Although initially designed as homes, the structures can be used as offices, shops, restaurants or exhibitions. This flexibility is crucial, said Martyn.
"You could have it up on a mountain in the winter and on the beach in the summer," he said. "I know that sounds like just a rich person's thing, but it isn't. A school could have a classroom (in one place) during term time (and) elsewhere during summer. There's more opportunity for more people, and less redundancy and waste."
So far, the idea has proven popular in the retail, housing, events, mining and energy sectors, according to Ten Fold's business development manager, Andrea De Boer.
"Depending on the individual's requirements, these can be either bespoke, made-to-order or mass-manufactured," she said.
De Boer said that the uBox product is in its "very first stages" and would not reveal how many units the company had sold. Ten Fold Engineering units cost upwards of $129,000 (£100,000) each.

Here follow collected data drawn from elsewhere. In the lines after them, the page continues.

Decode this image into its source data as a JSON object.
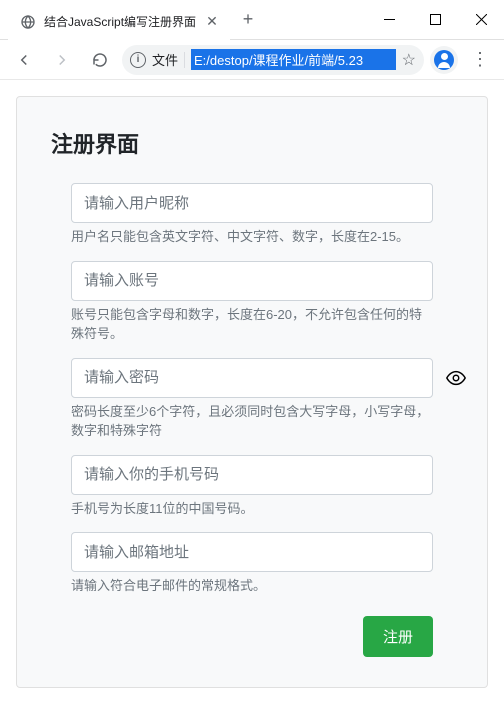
{
  "browser": {
    "tab_title": "结合JavaScript编写注册界面",
    "address_label": "文件",
    "address_url": "E:/destop/课程作业/前端/5.23"
  },
  "form": {
    "title": "注册界面",
    "fields": {
      "nickname": {
        "placeholder": "请输入用户昵称",
        "hint": "用户名只能包含英文字符、中文字符、数字，长度在2-15。"
      },
      "account": {
        "placeholder": "请输入账号",
        "hint": "账号只能包含字母和数字，长度在6-20，不允许包含任何的特殊符号。"
      },
      "password": {
        "placeholder": "请输入密码",
        "hint": "密码长度至少6个字符，且必须同时包含大写字母，小写字母，数字和特殊字符"
      },
      "phone": {
        "placeholder": "请输入你的手机号码",
        "hint": "手机号为长度11位的中国号码。"
      },
      "email": {
        "placeholder": "请输入邮箱地址",
        "hint": "请输入符合电子邮件的常规格式。"
      }
    },
    "submit_label": "注册"
  }
}
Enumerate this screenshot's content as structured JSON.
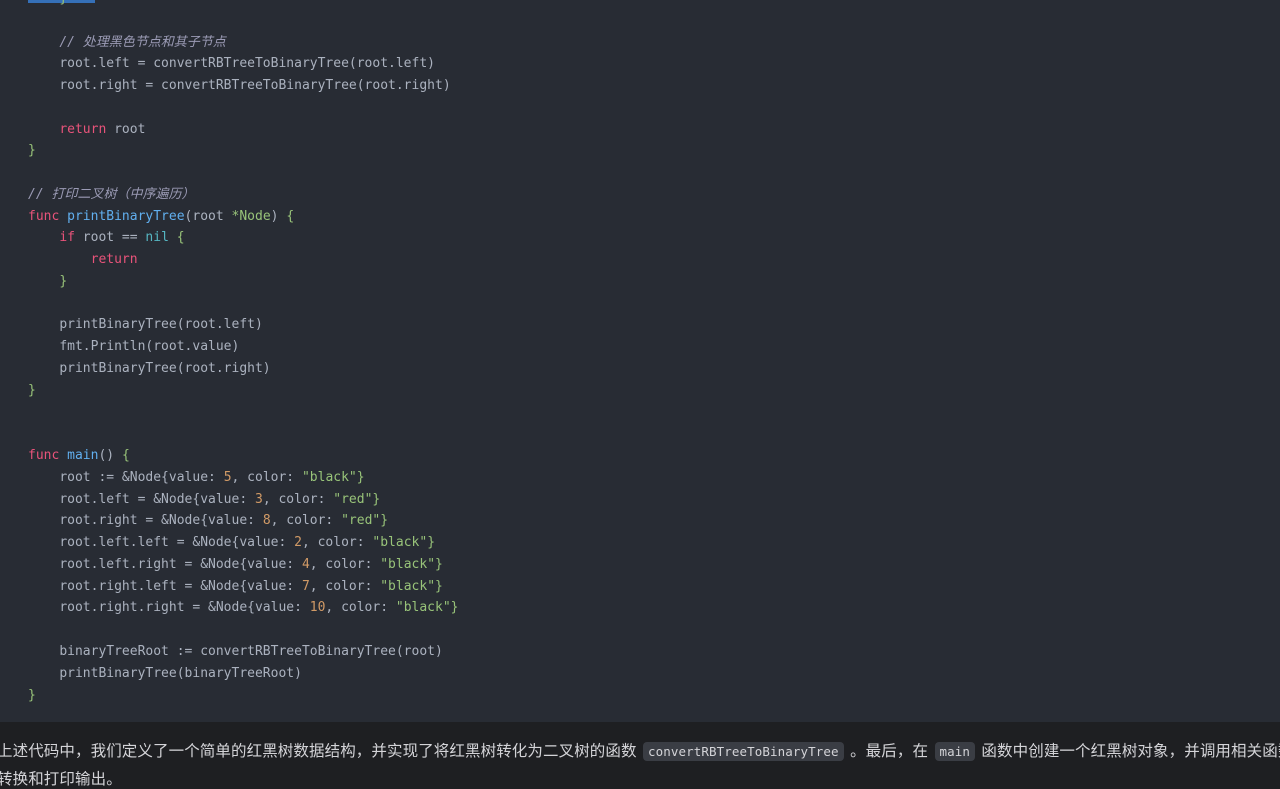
{
  "theme": {
    "code_bg": "#282c34",
    "page_bg": "#1e1f22",
    "default_text": "#abb2bf",
    "keyword": "#e8537a",
    "function": "#61afef",
    "type": "#98c379",
    "string": "#98c379",
    "number": "#d19a66",
    "builtin": "#56b6c2",
    "comment": "#9b9bb5",
    "selection": "#3570b8",
    "inline_code_bg": "#3a3d44",
    "prose_text": "#d4d4d8"
  },
  "code": {
    "language": "go",
    "lines": [
      {
        "indent": 1,
        "tokens": [
          {
            "t": "}",
            "c": "brace"
          }
        ]
      },
      {
        "indent": 0,
        "tokens": []
      },
      {
        "indent": 1,
        "tokens": [
          {
            "t": "// 处理黑色节点和其子节点",
            "c": "com"
          }
        ]
      },
      {
        "indent": 1,
        "tokens": [
          {
            "t": "root.left = convertRBTreeToBinaryTree(root.left)",
            "c": "plain"
          }
        ]
      },
      {
        "indent": 1,
        "tokens": [
          {
            "t": "root.right = convertRBTreeToBinaryTree(root.right)",
            "c": "plain"
          }
        ]
      },
      {
        "indent": 0,
        "tokens": []
      },
      {
        "indent": 1,
        "tokens": [
          {
            "t": "return",
            "c": "kw"
          },
          {
            "t": " root",
            "c": "plain"
          }
        ]
      },
      {
        "indent": 0,
        "tokens": [
          {
            "t": "}",
            "c": "brace"
          }
        ]
      },
      {
        "indent": 0,
        "tokens": []
      },
      {
        "indent": 0,
        "tokens": [
          {
            "t": "// 打印二叉树（中序遍历）",
            "c": "com"
          }
        ]
      },
      {
        "indent": 0,
        "tokens": [
          {
            "t": "func",
            "c": "kw"
          },
          {
            "t": " ",
            "c": "plain"
          },
          {
            "t": "printBinaryTree",
            "c": "fn"
          },
          {
            "t": "(root ",
            "c": "plain"
          },
          {
            "t": "*Node",
            "c": "type"
          },
          {
            "t": ") ",
            "c": "plain"
          },
          {
            "t": "{",
            "c": "brace"
          }
        ]
      },
      {
        "indent": 1,
        "tokens": [
          {
            "t": "if",
            "c": "kw"
          },
          {
            "t": " root == ",
            "c": "plain"
          },
          {
            "t": "nil",
            "c": "nil"
          },
          {
            "t": " ",
            "c": "plain"
          },
          {
            "t": "{",
            "c": "brace"
          }
        ]
      },
      {
        "indent": 2,
        "tokens": [
          {
            "t": "return",
            "c": "kw"
          }
        ]
      },
      {
        "indent": 1,
        "tokens": [
          {
            "t": "}",
            "c": "brace"
          }
        ]
      },
      {
        "indent": 0,
        "tokens": []
      },
      {
        "indent": 1,
        "tokens": [
          {
            "t": "printBinaryTree(root.left)",
            "c": "plain"
          }
        ]
      },
      {
        "indent": 1,
        "tokens": [
          {
            "t": "fmt.Println(root.value)",
            "c": "plain"
          }
        ]
      },
      {
        "indent": 1,
        "tokens": [
          {
            "t": "printBinaryTree(root.right)",
            "c": "plain"
          }
        ]
      },
      {
        "indent": 0,
        "tokens": [
          {
            "t": "}",
            "c": "brace"
          }
        ]
      },
      {
        "indent": 0,
        "tokens": []
      },
      {
        "indent": 0,
        "tokens": []
      },
      {
        "indent": 0,
        "tokens": [
          {
            "t": "func",
            "c": "kw"
          },
          {
            "t": " ",
            "c": "plain"
          },
          {
            "t": "main",
            "c": "fn"
          },
          {
            "t": "() ",
            "c": "plain"
          },
          {
            "t": "{",
            "c": "brace"
          }
        ]
      },
      {
        "indent": 1,
        "tokens": [
          {
            "t": "root := &Node{value: ",
            "c": "plain"
          },
          {
            "t": "5",
            "c": "num"
          },
          {
            "t": ", color: ",
            "c": "plain"
          },
          {
            "t": "\"black\"",
            "c": "str"
          },
          {
            "t": "}",
            "c": "brace"
          }
        ]
      },
      {
        "indent": 1,
        "tokens": [
          {
            "t": "root.left = &Node{value: ",
            "c": "plain"
          },
          {
            "t": "3",
            "c": "num"
          },
          {
            "t": ", color: ",
            "c": "plain"
          },
          {
            "t": "\"red\"",
            "c": "str"
          },
          {
            "t": "}",
            "c": "brace"
          }
        ]
      },
      {
        "indent": 1,
        "tokens": [
          {
            "t": "root.right = &Node{value: ",
            "c": "plain"
          },
          {
            "t": "8",
            "c": "num"
          },
          {
            "t": ", color: ",
            "c": "plain"
          },
          {
            "t": "\"red\"",
            "c": "str"
          },
          {
            "t": "}",
            "c": "brace"
          }
        ]
      },
      {
        "indent": 1,
        "tokens": [
          {
            "t": "root.left.left = &Node{value: ",
            "c": "plain"
          },
          {
            "t": "2",
            "c": "num"
          },
          {
            "t": ", color: ",
            "c": "plain"
          },
          {
            "t": "\"black\"",
            "c": "str"
          },
          {
            "t": "}",
            "c": "brace"
          }
        ]
      },
      {
        "indent": 1,
        "tokens": [
          {
            "t": "root.left.right = &Node{value: ",
            "c": "plain"
          },
          {
            "t": "4",
            "c": "num"
          },
          {
            "t": ", color: ",
            "c": "plain"
          },
          {
            "t": "\"black\"",
            "c": "str"
          },
          {
            "t": "}",
            "c": "brace"
          }
        ]
      },
      {
        "indent": 1,
        "tokens": [
          {
            "t": "root.right.left = &Node{value: ",
            "c": "plain"
          },
          {
            "t": "7",
            "c": "num"
          },
          {
            "t": ", color: ",
            "c": "plain"
          },
          {
            "t": "\"black\"",
            "c": "str"
          },
          {
            "t": "}",
            "c": "brace"
          }
        ]
      },
      {
        "indent": 1,
        "tokens": [
          {
            "t": "root.right.right = &Node{value: ",
            "c": "plain"
          },
          {
            "t": "10",
            "c": "num"
          },
          {
            "t": ", color: ",
            "c": "plain"
          },
          {
            "t": "\"black\"",
            "c": "str"
          },
          {
            "t": "}",
            "c": "brace"
          }
        ]
      },
      {
        "indent": 0,
        "tokens": []
      },
      {
        "indent": 1,
        "tokens": [
          {
            "t": "binaryTreeRoot := convertRBTreeToBinaryTree(root)",
            "c": "plain"
          }
        ]
      },
      {
        "indent": 1,
        "tokens": [
          {
            "t": "printBinaryTree(binaryTreeRoot)",
            "c": "plain"
          }
        ]
      },
      {
        "indent": 0,
        "tokens": [
          {
            "t": "}",
            "c": "brace"
          }
        ]
      }
    ]
  },
  "prose": {
    "line1": [
      {
        "type": "text",
        "t": "上述代码中，我们定义了一个简单的红黑树数据结构，并实现了将红黑树转化为二叉树的函数 "
      },
      {
        "type": "code",
        "t": "convertRBTreeToBinaryTree"
      },
      {
        "type": "text",
        "t": " 。最后，在 "
      },
      {
        "type": "code",
        "t": "main"
      },
      {
        "type": "text",
        "t": " 函数中创建一个红黑树对象，并调用相关函数进行"
      }
    ],
    "line2": [
      {
        "type": "text",
        "t": "转换和打印输出。"
      }
    ]
  }
}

Despite the potential benefits of portable homes, Ten Fold does not consider itself to be in conflict with traditional architecture.
"Our technology should be seen as complementary and supportive to the traditional infrastructure industry," De Boer said. "These structures are transportable property assets."
"I'm not claiming that everybody should have these, because not everybody needs them," Martyn added. "It's a tool to help us all do more things better."